Pada panggilannya, pria itu menatapnya kemudian menanyakan sesuatu yang mengejutkan.
"Sangah-ssi, misal kau terbangun nanti dan ini semua adalah mimpi, apa yang akan kau lakukan?"
"…"
Yoo Sangah tidak mau memikirkan itu, jika itu benar dan dia terbangun dalam situasi semacam itu, dia mungkin akan gila jika memang semua perjuangan, kematian, dan kesulitan, serta kebersamaan bersama orang yang dia kenal hanya mimpi...… Itu tidak mungkin. Itu terlalu nyata. Dia yakin tidak mungkin semua yang dia jalani adalah mimpi.
"Tolong jangan seperti itu, Dokja-ssi. Semua akan menjadi tidak berarti jika memang benar, aku lebih memilih tidak pernah terbangun."
Itu adalah pernyataan paling berani yang bisa Yoo Sangah tuturkan. Namun, —
"Itu benar, itu akan menjadi tidak berarti, bukan?"
Suara pria itu perlahan terdengar serak seolah sedang menahan emosi. Yoo Sangah menyadari bahwa dia telah mengucapkan sesuatu yang salah. Dia ingin menarik pernyataannya, tapi sudah terlambat.
"Kembalilah, Yoo Sangah-ssi.

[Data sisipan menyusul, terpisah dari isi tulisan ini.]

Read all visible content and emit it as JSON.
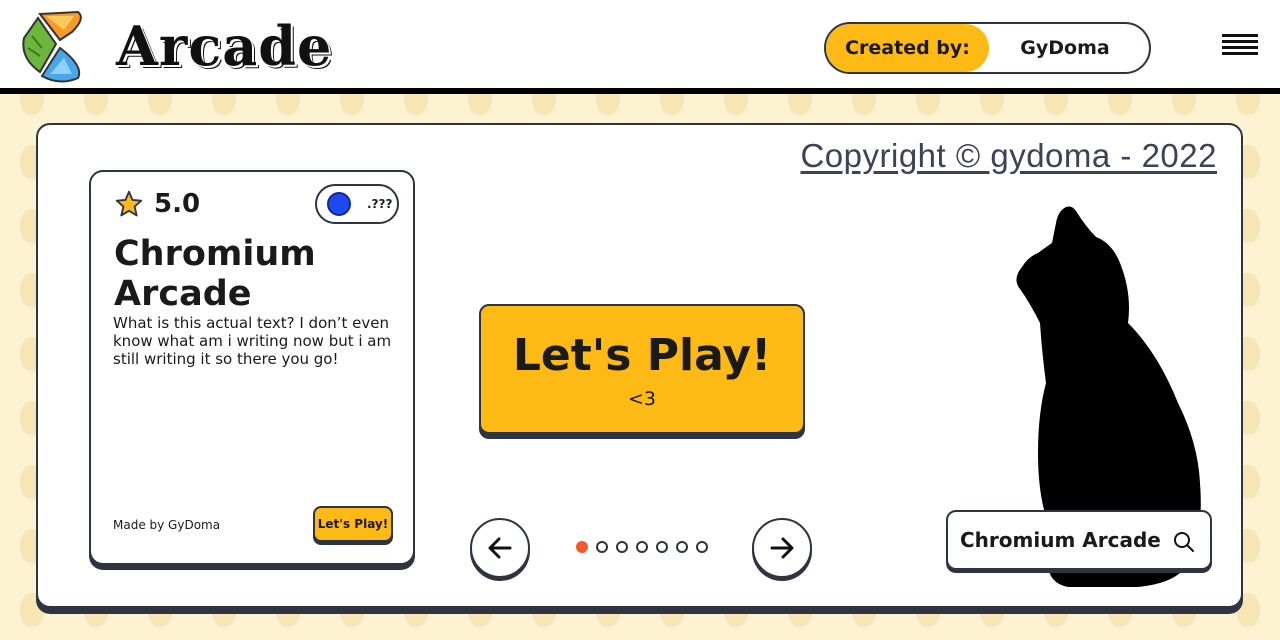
{
  "header": {
    "logo_text": "Arcade",
    "created_by_label": "Created by:",
    "created_by_name": "GyDoma"
  },
  "panel": {
    "copyright": "Copyright © gydoma - 2022"
  },
  "card": {
    "rating": "5.0",
    "pill_text": ".???",
    "title": "Chromium Arcade",
    "description": "What is this actual text? I don’t even know what am i writing now but i am still writing it so there you go!",
    "made_by": "Made by GyDoma",
    "play_label": "Let's Play!"
  },
  "hero": {
    "play_label": "Let's Play!",
    "play_sub": "<3"
  },
  "carousel": {
    "total_dots": 7,
    "active_index": 0
  },
  "search": {
    "value": "Chromium Arcade"
  },
  "colors": {
    "accent": "#fdb914",
    "dot_active": "#f05a2c",
    "pill_dot": "#1c49f0",
    "background": "#fdf3d2"
  }
}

Kembali ke mimpi abadi dari Nightmares."
Yoo Sangah membelalakkan matanya dan akan berteriak —
Pria itu menangkupkan tangannya ke pipinya dengan lembut sambil tersenyum, namun mata pria itu tidak ikut tersenyum.
"Dok…ja…ssi?"
"Tolong katakan kepada yang lainnya, permintaan maaf terdalamku karena mempermainkan kau dan mereka di dunia ilusi ini... lalu, satu hal lagi."
Pria itu membisikkan sisanya. Detik berikutnya wajah Yoo Sangah pucat pasi.